King's National Institute for Health Research Patient Safety and Service Quality Research Centre, King's College London, UK.
Sociol Health Illn. 2012 Jan;34(1):114-29. doi: 10.1111/j.1467-9566.2011.01367.x. Epub 2011 Aug 3.
In the social worlds of assisted conception and stem cell science, uncertainties proliferate and particular framings of the future may be highly strategic. In this article we explore meanings and articulations of the future using data from our study of ethical and social issues implicated by the donation of embryos to human embryonic stem cell research in three linked assisted conception units and stem cell laboratories in the UK. Framings of the future in this field inform the professional management of uncertainty and we explore some of the tensions this involves in practice. The bifurcation of choices for donating embryos into accepting informed uncertainty or not donating at all was identified through the research process of interviews and ethics discussion groups. Professional staff accounts in this study contained moral orientations that valued ideas such as engendering patient trust by offering full information, the sense of collective ownership of the National Heath Service and publicly funded science and ideas for how donors might be able to give restricted consent as a third option.
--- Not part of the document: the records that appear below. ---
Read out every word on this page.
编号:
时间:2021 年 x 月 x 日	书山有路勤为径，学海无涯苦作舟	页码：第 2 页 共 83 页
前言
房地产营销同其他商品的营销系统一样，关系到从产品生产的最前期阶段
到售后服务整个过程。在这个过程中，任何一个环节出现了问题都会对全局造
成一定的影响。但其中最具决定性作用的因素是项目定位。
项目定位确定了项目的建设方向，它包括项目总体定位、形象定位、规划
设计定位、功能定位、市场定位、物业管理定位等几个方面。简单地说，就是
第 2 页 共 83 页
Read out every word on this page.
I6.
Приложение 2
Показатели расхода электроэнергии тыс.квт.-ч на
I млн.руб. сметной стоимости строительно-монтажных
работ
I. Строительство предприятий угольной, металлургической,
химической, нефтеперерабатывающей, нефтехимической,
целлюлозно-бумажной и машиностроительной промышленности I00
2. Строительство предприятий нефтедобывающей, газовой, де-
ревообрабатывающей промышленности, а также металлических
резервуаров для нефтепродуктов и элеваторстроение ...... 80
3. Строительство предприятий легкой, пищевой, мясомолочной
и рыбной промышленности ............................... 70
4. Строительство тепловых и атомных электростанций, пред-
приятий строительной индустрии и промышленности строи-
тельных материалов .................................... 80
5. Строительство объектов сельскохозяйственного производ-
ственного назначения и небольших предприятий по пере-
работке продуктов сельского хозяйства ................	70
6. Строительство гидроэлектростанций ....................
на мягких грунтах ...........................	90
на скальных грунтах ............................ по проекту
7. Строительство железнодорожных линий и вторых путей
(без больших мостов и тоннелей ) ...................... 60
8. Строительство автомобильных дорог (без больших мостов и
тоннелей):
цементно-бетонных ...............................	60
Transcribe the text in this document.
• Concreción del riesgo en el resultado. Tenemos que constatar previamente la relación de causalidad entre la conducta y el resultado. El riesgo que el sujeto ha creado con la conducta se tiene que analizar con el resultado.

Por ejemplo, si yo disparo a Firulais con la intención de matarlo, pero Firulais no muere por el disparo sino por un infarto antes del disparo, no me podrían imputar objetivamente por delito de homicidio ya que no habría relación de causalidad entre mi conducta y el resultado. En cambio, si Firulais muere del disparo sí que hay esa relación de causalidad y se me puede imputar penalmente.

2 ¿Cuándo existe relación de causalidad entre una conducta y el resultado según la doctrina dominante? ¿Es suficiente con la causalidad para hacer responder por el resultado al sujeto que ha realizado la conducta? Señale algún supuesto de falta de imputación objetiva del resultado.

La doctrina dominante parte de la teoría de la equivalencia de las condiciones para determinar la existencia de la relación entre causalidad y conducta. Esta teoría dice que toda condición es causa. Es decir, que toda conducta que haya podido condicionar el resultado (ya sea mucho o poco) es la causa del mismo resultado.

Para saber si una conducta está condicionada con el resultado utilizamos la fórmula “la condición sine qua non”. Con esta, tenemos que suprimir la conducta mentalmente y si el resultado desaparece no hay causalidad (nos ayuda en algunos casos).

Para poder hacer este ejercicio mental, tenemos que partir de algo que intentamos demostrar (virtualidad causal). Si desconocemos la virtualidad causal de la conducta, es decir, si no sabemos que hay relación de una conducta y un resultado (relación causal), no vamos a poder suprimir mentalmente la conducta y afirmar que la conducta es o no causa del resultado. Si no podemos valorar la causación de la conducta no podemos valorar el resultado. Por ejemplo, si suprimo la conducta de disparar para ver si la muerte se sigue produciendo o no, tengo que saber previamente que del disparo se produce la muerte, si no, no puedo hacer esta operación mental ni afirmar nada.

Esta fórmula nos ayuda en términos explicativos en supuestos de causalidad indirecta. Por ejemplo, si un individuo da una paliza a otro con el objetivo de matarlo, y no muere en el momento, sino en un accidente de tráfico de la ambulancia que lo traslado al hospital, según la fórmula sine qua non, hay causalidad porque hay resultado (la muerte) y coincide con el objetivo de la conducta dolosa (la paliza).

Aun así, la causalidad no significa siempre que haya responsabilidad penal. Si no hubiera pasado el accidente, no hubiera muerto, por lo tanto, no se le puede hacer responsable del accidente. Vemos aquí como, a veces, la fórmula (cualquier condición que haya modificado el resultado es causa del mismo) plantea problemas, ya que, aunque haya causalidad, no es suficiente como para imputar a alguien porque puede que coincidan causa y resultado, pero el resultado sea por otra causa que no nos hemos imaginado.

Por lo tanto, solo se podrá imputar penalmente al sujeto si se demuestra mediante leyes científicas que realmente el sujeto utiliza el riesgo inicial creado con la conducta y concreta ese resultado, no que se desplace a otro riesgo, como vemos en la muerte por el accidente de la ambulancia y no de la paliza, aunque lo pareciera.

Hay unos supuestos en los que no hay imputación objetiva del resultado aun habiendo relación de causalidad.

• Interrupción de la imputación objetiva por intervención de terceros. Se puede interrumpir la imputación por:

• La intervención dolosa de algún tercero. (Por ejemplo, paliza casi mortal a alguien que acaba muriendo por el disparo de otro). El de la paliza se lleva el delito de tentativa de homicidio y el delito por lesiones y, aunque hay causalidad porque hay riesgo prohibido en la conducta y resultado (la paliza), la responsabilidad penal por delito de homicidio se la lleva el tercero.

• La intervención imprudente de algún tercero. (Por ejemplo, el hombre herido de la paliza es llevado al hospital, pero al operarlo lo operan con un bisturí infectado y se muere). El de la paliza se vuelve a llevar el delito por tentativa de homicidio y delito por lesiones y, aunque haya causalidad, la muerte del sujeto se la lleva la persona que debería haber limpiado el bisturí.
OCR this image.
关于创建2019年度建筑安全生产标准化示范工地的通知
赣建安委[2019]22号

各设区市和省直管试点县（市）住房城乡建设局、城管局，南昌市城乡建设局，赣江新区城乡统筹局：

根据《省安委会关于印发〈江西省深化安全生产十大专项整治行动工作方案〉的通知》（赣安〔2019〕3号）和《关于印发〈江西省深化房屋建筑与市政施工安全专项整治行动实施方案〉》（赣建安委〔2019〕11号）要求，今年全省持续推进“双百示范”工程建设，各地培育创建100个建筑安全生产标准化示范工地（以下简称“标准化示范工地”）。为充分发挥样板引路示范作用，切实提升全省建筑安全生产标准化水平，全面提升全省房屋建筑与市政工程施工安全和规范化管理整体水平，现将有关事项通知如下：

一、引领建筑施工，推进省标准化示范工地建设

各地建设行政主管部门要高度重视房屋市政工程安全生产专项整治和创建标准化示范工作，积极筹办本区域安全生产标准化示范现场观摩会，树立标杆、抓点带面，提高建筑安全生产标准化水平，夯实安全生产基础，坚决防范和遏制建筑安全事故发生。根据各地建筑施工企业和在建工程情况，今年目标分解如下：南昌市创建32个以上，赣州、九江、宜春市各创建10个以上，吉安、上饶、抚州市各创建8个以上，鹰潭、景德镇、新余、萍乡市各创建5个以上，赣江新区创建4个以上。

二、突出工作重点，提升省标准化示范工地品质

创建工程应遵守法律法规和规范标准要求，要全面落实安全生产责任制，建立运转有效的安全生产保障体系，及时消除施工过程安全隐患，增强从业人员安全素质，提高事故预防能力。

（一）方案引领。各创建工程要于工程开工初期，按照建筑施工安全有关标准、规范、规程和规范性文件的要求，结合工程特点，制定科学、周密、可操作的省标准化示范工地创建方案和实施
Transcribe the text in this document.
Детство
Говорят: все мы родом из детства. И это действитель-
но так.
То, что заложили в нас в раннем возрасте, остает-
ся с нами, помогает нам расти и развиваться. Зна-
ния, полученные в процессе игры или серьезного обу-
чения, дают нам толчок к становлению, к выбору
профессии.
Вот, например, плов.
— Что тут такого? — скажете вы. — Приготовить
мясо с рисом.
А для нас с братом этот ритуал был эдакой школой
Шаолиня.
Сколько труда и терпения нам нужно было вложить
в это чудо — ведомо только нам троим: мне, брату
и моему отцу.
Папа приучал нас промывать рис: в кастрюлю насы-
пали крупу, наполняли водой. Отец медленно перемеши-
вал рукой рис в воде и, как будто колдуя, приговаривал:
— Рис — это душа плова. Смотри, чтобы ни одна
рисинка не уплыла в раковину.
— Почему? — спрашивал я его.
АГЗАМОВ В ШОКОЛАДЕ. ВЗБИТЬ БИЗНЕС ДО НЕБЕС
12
在辅助受孕和干细胞科学的社会领域,不确定性大量增加,对未来的特定构想可能具有高度的战略性。在本文中,我们使用来自英国三个辅助受孕单位和干细胞实验室的胚胎捐赠研究中涉及的伦理和社会问题的研究数据,探讨了未来的意义和表达。这个领域的未来构想为不确定性的专业管理提供了信息,我们探讨了这在实践中涉及的一些紧张关系。通过访谈和伦理讨论小组的研究过程,确定了将胚胎捐赠的选择分为接受知情不确定性或根本不捐赠的分叉。本研究中的专业人员的说法包含了一些道德取向,例如通过提供全面信息来赢得患者的信任、对国民保健制度和公共资助的科学的集体所有权的意识,以及如何让捐赠者能够作为第三种选择给予有限同意的想法。